The Littlewoods' scam wasn't exactly complicated: Christian, the husband passed insider info to Angie, his wife, who passed it on to a friend, who then bought and sold shares on the basis of said info. The husband, chivalrously, apparently tried to blame the whole thing on his wife, but the court wasn't having any of it and decided (partly on the basis of text messages recovered from his phone) that he was the ringleader. In total, the FSA identified about 51 dodgy trades, yielding gross profits of about £1m, although the trio only seem to have ‘fessed up to eight episodes, with total profits of £590,000.
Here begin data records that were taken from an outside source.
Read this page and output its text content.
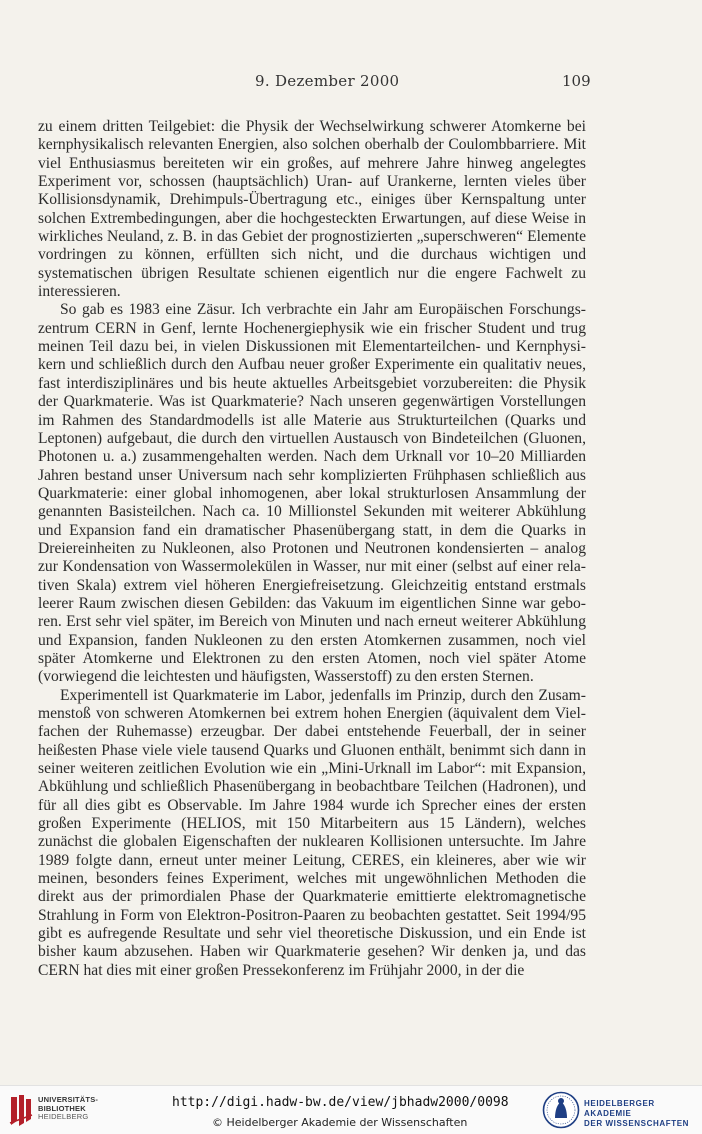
9. Dezember 2000	109

zu einem dritten Teilgebiet: die Physik der Wechselwirkung schwerer Atomkerne bei kernphysikalisch relevanten Energien, also solchen oberhalb der Coulombbarriere. Mit viel Enthusiasmus bereiteten wir ein großes, auf mehrere Jahre hinweg angelegtes Experiment vor, schossen (hauptsächlich) Uran- auf Urankerne, lernten vieles über Kollisionsdynamik, Drehimpuls-Übertragung etc., einiges über Kernspaltung unter solchen Extrembedingungen, aber die hochgesteckten Erwartungen, auf diese Weise in wirkliches Neuland, z. B. in das Gebiet der prognostizierten „superschweren“ Elemente vordringen zu können, erfüllten sich nicht, und die durchaus wichtigen und systematischen übrigen Resultate schienen eigentlich nur die engere Fachwelt zu interessieren.

So gab es 1983 eine Zäsur. Ich verbrachte ein Jahr am Europäischen Forschungszentrum CERN in Genf, lernte Hochenergiephysik wie ein frischer Student und trug meinen Teil dazu bei, in vielen Diskussionen mit Elementarteilchen- und Kernphysikern und schließlich durch den Aufbau neuer großer Experimente ein qualitativ neues, fast interdisziplinäres und bis heute aktuelles Arbeitsgebiet vorzubereiten: die Physik der Quarkmaterie. Was ist Quarkmaterie? Nach unseren gegenwärtigen Vorstellungen im Rahmen des Standardmodells ist alle Materie aus Strukturteilchen (Quarks und Leptonen) aufgebaut, die durch den virtuellen Austausch von Bindeteilchen (Gluonen, Photonen u. a.) zusammengehalten werden. Nach dem Urknall vor 10–20 Milliarden Jahren bestand unser Universum nach sehr komplizierten Frühphasen schließlich aus Quarkmaterie: einer global inhomogenen, aber lokal strukturlosen Ansammlung der genannten Basisteilchen. Nach ca. 10 Millionstel Sekunden mit weiterer Abkühlung und Expansion fand ein dramatischer Phasenübergang statt, in dem die Quarks in Dreiereinheiten zu Nukleonen, also Protonen und Neutronen kondensierten – analog zur Kondensation von Wassermolekülen in Wasser, nur mit einer (selbst auf einer relativen Skala) extrem viel höheren Energiefreisetzung. Gleichzeitig entstand erstmals leerer Raum zwischen diesen Gebilden: das Vakuum im eigentlichen Sinne war geboren. Erst sehr viel später, im Bereich von Minuten und nach erneut weiterer Abkühlung und Expansion, fanden Nukleonen zu den ersten Atomkernen zusammen, noch viel später Atomkerne und Elektronen zu den ersten Atomen, noch viel später Atome (vorwiegend die leichtesten und häufigsten, Wasserstoff) zu den ersten Sternen.

Experimentell ist Quarkmaterie im Labor, jedenfalls im Prinzip, durch den Zusammenstoß von schweren Atomkernen bei extrem hohen Energien (äquivalent dem Vielfachen der Ruhemasse) erzeugbar. Der dabei entstehende Feuerball, der in seiner heißesten Phase viele viele tausend Quarks und Gluonen enthält, benimmt sich dann in seiner weiteren zeitlichen Evolution wie ein „Mini-Urknall im Labor“: mit Expansion, Abkühlung und schließlich Phasenübergang in beobachtbare Teilchen (Hadronen), und für all dies gibt es Observable. Im Jahre 1984 wurde ich Sprecher eines der ersten großen Experimente (HELIOS, mit 150 Mitarbeitern aus 15 Ländern), welches zunächst die globalen Eigenschaften der nuklearen Kollisionen untersuchte. Im Jahre 1989 folgte dann, erneut unter meiner Leitung, CERES, ein kleineres, aber wie wir meinen, besonders feines Experiment, welches mit ungewöhnlichen Methoden die direkt aus der primordialen Phase der Quarkmaterie emittierte elektromagnetische Strahlung in Form von Elektron-Positron-Paaren zu beobachten gestattet. Seit 1994/95 gibt es aufregende Resultate und sehr viel theoretische Diskussion, und ein Ende ist bisher kaum abzusehen. Haben wir Quarkmaterie gesehen? Wir denken ja, und das CERN hat dies mit einer großen Pressekonferenz im Frühjahr 2000, in der die

UNIVERSITÄTS-
BIBLIOTHEK
HEIDELBERG
http://digi.hadw-bw.de/view/jbhadw2000/0098
© Heidelberger Akademie der Wissenschaften
HEIDELBERGER AKADEMIE
DER WISSENSCHAFTEN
Of course, it's true that prosecutions like these aren't just about the case in question - by going to court and ensuring a tough sentence, they should also have a deterrent effect on others tempted to follow the same route. And let's face it - this kind of thing must go on all the time in the City. This is a particularly egregious example, admittedly - but given the number of people involved in a big M&A deal, it's incredibly tough to stop the odd bit of insider info leaking, or to trace a leak when it happens.
The investigation by the FSA - whose whole existence is under threat, lest we forget - provides ample proof of that. This looks to have been a fairly clear-cut case, involving three people who clearly weren't criminal masterminds (sending instructions by text message? duh) and relatively small profits. Yet it's taken the FSA two-and-a-half years to bring this case to court, at a cost to the taxpayer of about £700,000.
One thing's for sure: it will only add to the general public's distaste for the City. There's already a general perception that all these bankers have their snouts in the trough; cases like this only serve to strengthen that.